Но может быть, мой жизненный сценарий был как раз сценарием разрушения? А если так, он выполнен и, значит, пора прекратить тяжбу с собой. Пора принять себя, пусть и разрушенного. Свое бессудебье принять – принять как судьбу, ориентируясь не на Лимонова с Синявским и даже не на Пушкина с Чеховым, а на Баратынского. Это ведь он сказал, написал, выдохнул слова, за которые я в свои трудные – самые трудные! – минуты хватаюсь как за соломинку. «Но я живу, и на земле мое кому-нибудь любезно бытие».
Кажется, мое – тоже. Сколько раз, уезжая куда-нибудь на недельку-полторы, Ксюша по телефону настойчиво выпытывала у Аллы, где я, почему не подаю голоса. Волновалась, не случилось ли со мной чего-нибудь, что от нее скрывают, дабы не портить ей отдыха. Я вешал в своей комнате трубку, в которую хорошо слышал ее голосок, но она меня не слышала, бежал к другому, уже полноценному, телефону и произносил, довольный, какие-то слова.
Конечно, довольный – неужто нет!
Вообще дочери говорят в основном с Аллой, но я слушаю в эту китайскую висящую на стене трубку, и у меня ощущение, что я слушаю их уже оттуда. И мне радостно, что слушаю, мне комфортно. Комфортно, что не надо самому говорить – отговорил, хватит. С некоторых пор – и чем дальше, тем настойчивей – меня преследует мысль, что не по размеру выдана мне жизнь. Слишком велика, слишком длинна, вот и путаюсь в обвисших складках.

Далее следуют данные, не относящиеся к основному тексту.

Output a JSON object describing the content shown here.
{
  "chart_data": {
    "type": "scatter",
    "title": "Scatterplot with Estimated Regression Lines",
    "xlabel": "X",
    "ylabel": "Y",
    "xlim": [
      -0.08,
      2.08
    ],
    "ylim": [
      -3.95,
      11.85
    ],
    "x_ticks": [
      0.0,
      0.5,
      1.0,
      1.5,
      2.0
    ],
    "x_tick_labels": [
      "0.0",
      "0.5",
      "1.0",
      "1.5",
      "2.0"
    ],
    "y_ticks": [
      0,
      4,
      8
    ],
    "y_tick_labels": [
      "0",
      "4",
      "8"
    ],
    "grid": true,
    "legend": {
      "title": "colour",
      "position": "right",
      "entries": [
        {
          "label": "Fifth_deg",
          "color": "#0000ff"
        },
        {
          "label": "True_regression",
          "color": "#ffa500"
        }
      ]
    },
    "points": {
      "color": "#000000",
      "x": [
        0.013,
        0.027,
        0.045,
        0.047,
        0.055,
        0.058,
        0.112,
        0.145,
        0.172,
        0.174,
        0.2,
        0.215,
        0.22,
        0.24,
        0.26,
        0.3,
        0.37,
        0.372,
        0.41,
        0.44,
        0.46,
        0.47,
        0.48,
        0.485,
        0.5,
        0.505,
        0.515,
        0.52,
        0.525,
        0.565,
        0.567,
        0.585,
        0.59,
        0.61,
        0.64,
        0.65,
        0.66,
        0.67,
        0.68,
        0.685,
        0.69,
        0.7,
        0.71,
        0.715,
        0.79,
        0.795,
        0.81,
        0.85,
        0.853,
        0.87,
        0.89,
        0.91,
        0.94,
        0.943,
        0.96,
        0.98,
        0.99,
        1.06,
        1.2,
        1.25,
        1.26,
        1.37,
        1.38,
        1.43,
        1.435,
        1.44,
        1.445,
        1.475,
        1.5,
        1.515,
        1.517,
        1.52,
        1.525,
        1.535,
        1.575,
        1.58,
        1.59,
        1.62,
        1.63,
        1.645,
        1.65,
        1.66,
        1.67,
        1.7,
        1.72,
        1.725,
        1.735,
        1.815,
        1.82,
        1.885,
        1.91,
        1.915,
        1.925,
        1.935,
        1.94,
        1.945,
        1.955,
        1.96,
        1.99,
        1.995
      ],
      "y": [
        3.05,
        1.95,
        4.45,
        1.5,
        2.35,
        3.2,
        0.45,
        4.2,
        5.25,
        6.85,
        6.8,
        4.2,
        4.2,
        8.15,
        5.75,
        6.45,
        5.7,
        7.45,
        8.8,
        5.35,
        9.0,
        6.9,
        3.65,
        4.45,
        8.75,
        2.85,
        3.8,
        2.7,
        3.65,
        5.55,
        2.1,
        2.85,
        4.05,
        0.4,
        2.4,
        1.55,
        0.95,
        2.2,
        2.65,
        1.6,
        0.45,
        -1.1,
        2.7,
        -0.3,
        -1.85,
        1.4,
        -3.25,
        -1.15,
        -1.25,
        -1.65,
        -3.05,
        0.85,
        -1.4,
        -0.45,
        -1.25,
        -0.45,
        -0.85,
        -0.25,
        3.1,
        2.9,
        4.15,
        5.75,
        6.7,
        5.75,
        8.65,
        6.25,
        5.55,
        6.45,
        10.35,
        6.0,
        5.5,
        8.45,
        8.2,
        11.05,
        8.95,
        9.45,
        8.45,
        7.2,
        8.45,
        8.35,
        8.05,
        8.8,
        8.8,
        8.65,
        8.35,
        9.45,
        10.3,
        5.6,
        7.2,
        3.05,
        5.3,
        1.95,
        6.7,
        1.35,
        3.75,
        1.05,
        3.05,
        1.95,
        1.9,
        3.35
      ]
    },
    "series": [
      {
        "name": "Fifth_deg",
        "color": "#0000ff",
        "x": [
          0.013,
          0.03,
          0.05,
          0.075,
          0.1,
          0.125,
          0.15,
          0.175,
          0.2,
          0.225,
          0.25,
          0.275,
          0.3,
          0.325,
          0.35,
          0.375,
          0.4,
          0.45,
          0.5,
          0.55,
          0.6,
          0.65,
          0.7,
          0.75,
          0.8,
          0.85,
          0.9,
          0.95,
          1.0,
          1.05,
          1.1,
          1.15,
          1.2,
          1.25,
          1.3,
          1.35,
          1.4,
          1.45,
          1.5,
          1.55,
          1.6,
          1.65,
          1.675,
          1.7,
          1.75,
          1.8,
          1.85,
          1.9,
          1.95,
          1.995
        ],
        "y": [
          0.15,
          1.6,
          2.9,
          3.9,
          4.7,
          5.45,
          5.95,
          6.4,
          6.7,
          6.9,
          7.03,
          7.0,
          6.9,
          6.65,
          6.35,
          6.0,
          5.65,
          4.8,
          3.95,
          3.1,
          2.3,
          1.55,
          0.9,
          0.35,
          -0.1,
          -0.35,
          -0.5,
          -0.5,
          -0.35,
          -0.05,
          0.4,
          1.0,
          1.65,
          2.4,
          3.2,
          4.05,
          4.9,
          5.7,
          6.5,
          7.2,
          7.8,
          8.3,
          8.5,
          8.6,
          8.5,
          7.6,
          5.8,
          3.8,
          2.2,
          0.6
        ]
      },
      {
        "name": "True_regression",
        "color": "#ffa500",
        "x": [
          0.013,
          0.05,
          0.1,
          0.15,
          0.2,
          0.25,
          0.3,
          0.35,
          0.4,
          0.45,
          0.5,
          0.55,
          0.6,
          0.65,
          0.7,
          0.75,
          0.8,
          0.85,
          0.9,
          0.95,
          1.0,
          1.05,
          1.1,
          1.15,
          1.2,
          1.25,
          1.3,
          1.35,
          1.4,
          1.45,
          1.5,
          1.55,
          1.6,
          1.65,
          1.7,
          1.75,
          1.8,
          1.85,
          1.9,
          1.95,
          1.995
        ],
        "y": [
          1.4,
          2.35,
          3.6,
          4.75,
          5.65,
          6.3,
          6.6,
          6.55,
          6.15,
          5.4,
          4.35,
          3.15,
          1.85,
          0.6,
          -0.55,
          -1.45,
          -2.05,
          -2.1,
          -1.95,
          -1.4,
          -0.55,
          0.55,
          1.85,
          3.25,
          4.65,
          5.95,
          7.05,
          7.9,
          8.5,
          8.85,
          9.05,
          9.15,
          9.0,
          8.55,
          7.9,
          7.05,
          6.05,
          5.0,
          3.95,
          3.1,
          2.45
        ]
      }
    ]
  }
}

Я остро почувствовал это на выставке художника Владимира Мочалова, достигшего в жанре цветного, крупноформатного, писанного маслом шаржа потрясающих успехов. Открытие выставки состоялось 19 мая 2004 года в галерее Зураба Церетели. На церемонии присутствовал Борис Ефимов, которого я знал еще по «Крокодилу» – сколько раз сидели рядом на редколлегиях! Сейчас ему было сто три года. Точнее – если говорить о том конкретном дне – сто три года, семь месяцев и двадцать один день. Но он, поднявшись, выступал, причем говорил ясно, громко и содержательно. Он пригубил с нами шампанского. Он узнал меня, хотя мы не виделись лет двадцать, и с неподдельным интересом осведомился, по-прежнему ли я катаюсь на велосипеде.
Я уже упоминал, что одно время ездил в редакцию на своем двухколесном друге. Однажды Борис Ефимович засек это и с такой, почудилось мне, завистью посмотрел на меня сквозь толстенные линзы очков, что у меня мелькнула мысль, не предложить ли ветерану сатирического цеха сделать кружок на пятачке перед редакционным корпусом.
Итак, катаюсь ли? Старейший карикатурист планеты ждал с бокалом в руке ответа, и я ткнул пальцем в свежий шрам на подбородке. «Собаки сбили, Борис Ефимович…»
Это была чистая правда: два огромных пса бесшумно бросились под колеса, когда я съезжал с Алтуфьевского шоссе, опрокинули велосипед, но хорошо хоть, не покусали, так что в травмпункте ограничились всего одним уколом – от столбняка. Эту печальную историю я тоже упоминал, но приключилась она именно в 2004-м.